Dieciséis años después de aquella noche, Hitler, Alemania y el mundo eran otros. Hacía seis años que el líder nazi se había convertido en canciller y hombre fuerte del Reich; la Segunda Guerra Mundial había estallado dos meses antes y el Führer tenía ya desplegados sus planes para apoderarse del oeste de Europa, en especial de la de la odiada Francia y de la orgullosa Gran Bretaña.
La fallida Operación Valquiria
Hitler tenía que saber que parte de sus generales conspiraban. El almirante Wilhelm Canaris, jefe de la marina y del contraespionaje militar, había rechazado furioso cualquier idea que contemplara el derrocamiento de Hitler o su asesinato. Su lealtad lo obligaba a informar al canciller del Reich de esos planes. ¿Lo había hecho? Los conspiradores suponían que sí, de allí sus temores. La idea de asesinarlo durante uno de los almuerzos de camaradería en los días previos al acto en la legendaria cervecería, quedó en la nada. Cinco años después, Canaris sería uno de los cabecillas de la fracasada “Operación Valquiria”, el complot que llevó al coronel Klaus von Stauffenberg a poner una bomba en la mesa de guerra del refugio de Hitler: lo ahorcaron en 1945.

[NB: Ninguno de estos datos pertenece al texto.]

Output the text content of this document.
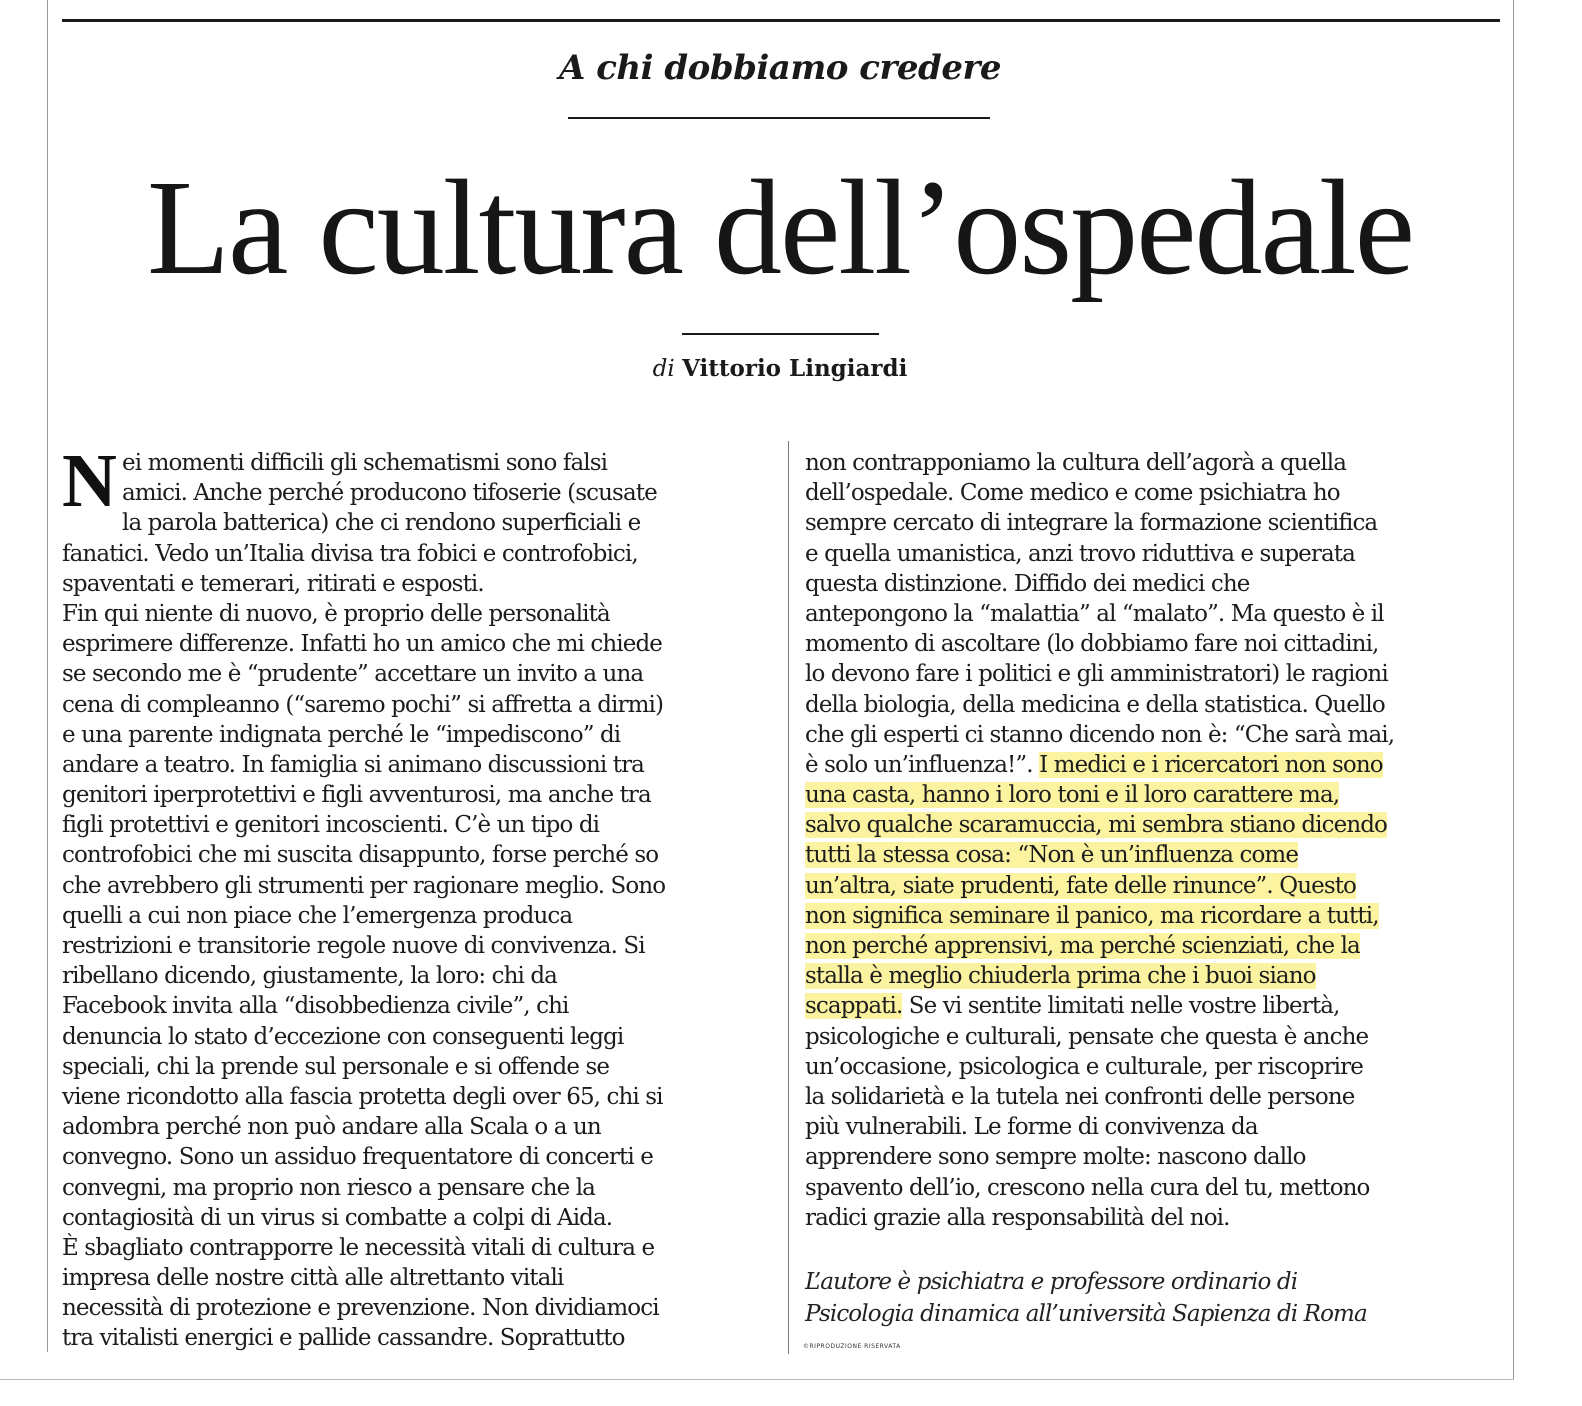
A chi dobbiamo credere
La cultura dell’ospedale
di Vittorio Lingiardi
N ei momenti difficili gli schematismi sono falsi
amici. Anche perché producono tifoserie (scusate
la parola batterica) che ci rendono superficiali e
fanatici. Vedo un’Italia divisa tra fobici e controfobici,
spaventati e temerari, ritirati e esposti.
Fin qui niente di nuovo, è proprio delle personalità
esprimere differenze. Infatti ho un amico che mi chiede
se secondo me è “prudente” accettare un invito a una
cena di compleanno (“saremo pochi” si affretta a dirmi)
e una parente indignata perché le “impediscono” di
andare a teatro. In famiglia si animano discussioni tra
genitori iperprotettivi e figli avventurosi, ma anche tra
figli protettivi e genitori incoscienti. C’è un tipo di
controfobici che mi suscita disappunto, forse perché so
che avrebbero gli strumenti per ragionare meglio. Sono
quelli a cui non piace che l’emergenza produca
restrizioni e transitorie regole nuove di convivenza. Si
ribellano dicendo, giustamente, la loro: chi da
Facebook invita alla “disobbedienza civile”, chi
denuncia lo stato d’eccezione con conseguenti leggi
speciali, chi la prende sul personale e si offende se
viene ricondotto alla fascia protetta degli over 65, chi si
adombra perché non può andare alla Scala o a un
convegno. Sono un assiduo frequentatore di concerti e
convegni, ma proprio non riesco a pensare che la
contagiosità di un virus si combatte a colpi di Aida.
È sbagliato contrapporre le necessità vitali di cultura e
impresa delle nostre città alle altrettanto vitali
necessità di protezione e prevenzione. Non dividiamoci
tra vitalisti energici e pallide cassandre. Soprattutto
non contrapponiamo la cultura dell’agorà a quella
dell’ospedale. Come medico e come psichiatra ho
sempre cercato di integrare la formazione scientifica
e quella umanistica, anzi trovo riduttiva e superata
questa distinzione. Diffido dei medici che
antepongono la “malattia” al “malato”. Ma questo è il
momento di ascoltare (lo dobbiamo fare noi cittadini,
lo devono fare i politici e gli amministratori) le ragioni
della biologia, della medicina e della statistica. Quello
che gli esperti ci stanno dicendo non è: “Che sarà mai,
è solo un’influenza!”. I medici e i ricercatori non sono
una casta, hanno i loro toni e il loro carattere ma,
salvo qualche scaramuccia, mi sembra stiano dicendo
tutti la stessa cosa: “Non è un’influenza come
un’altra, siate prudenti, fate delle rinunce”. Questo
non significa seminare il panico, ma ricordare a tutti,
non perché apprensivi, ma perché scienziati, che la
stalla è meglio chiuderla prima che i buoi siano
scappati. Se vi sentite limitati nelle vostre libertà,
psicologiche e culturali, pensate che questa è anche
un’occasione, psicologica e culturale, per riscoprire
la solidarietà e la tutela nei confronti delle persone
più vulnerabili. Le forme di convivenza da
apprendere sono sempre molte: nascono dallo
spavento dell’io, crescono nella cura del tu, mettono
radici grazie alla responsabilità del noi.
L’autore è psichiatra e professore ordinario di
Psicologia dinamica all’università Sapienza di Roma
©RIPRODUZIONE RISERVATA
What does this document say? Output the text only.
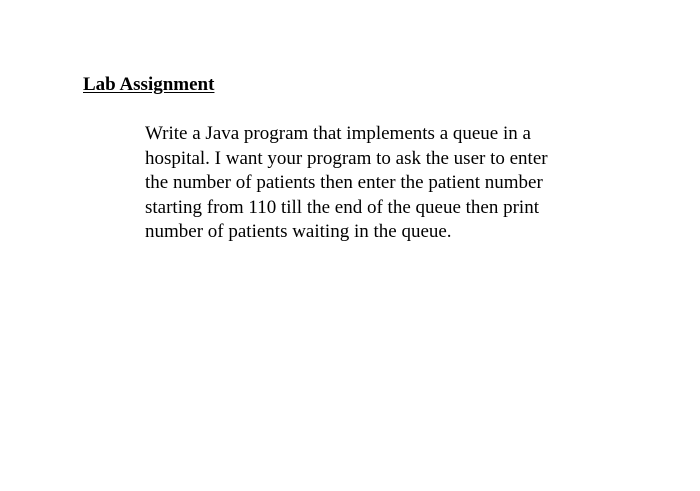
Lab Assignment
Write a Java program that implements a queue in a
hospital. I want your program to ask the user to enter
the number of patients then enter the patient number
starting from 110 till the end of the queue then print
number of patients waiting in the queue.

Sobre las ocho y media de la noche de aquel 8 de noviembre, en la Bürgerbräukeller iluminada y con la guerra mundial en marcha, Hitler recordó viejos tiempos, viejas glorias, aquel antiguo fracaso muniqués que le había abierto el camino al poder; se enfrascó en un discurso vehemente bajo el mismo cielo raso al que había disparado con su Browning y con la espalda vecina a una de las columnas del local. Cada año hacía lo mismo en una ceremonia que incluía una posterior charla casi ritual con la vieja guardia nazi y que duraba siempre hasta las diez y media de la noche. A su lado celebraron sus palabras Göring, Joseph Goebbels, su jefe de propaganda, Hans Frank que ya era gobernador general de la Polonia ocupada por los nazis, y Joachim von Ribbentrop, flamante ministro de Asuntos Exteriores del Reich, que tres meses antes, con la guerra en ciernes, había firmado un pacto de no agresión con Viacheslav Molotov, canciller de la URSS de José Stalin.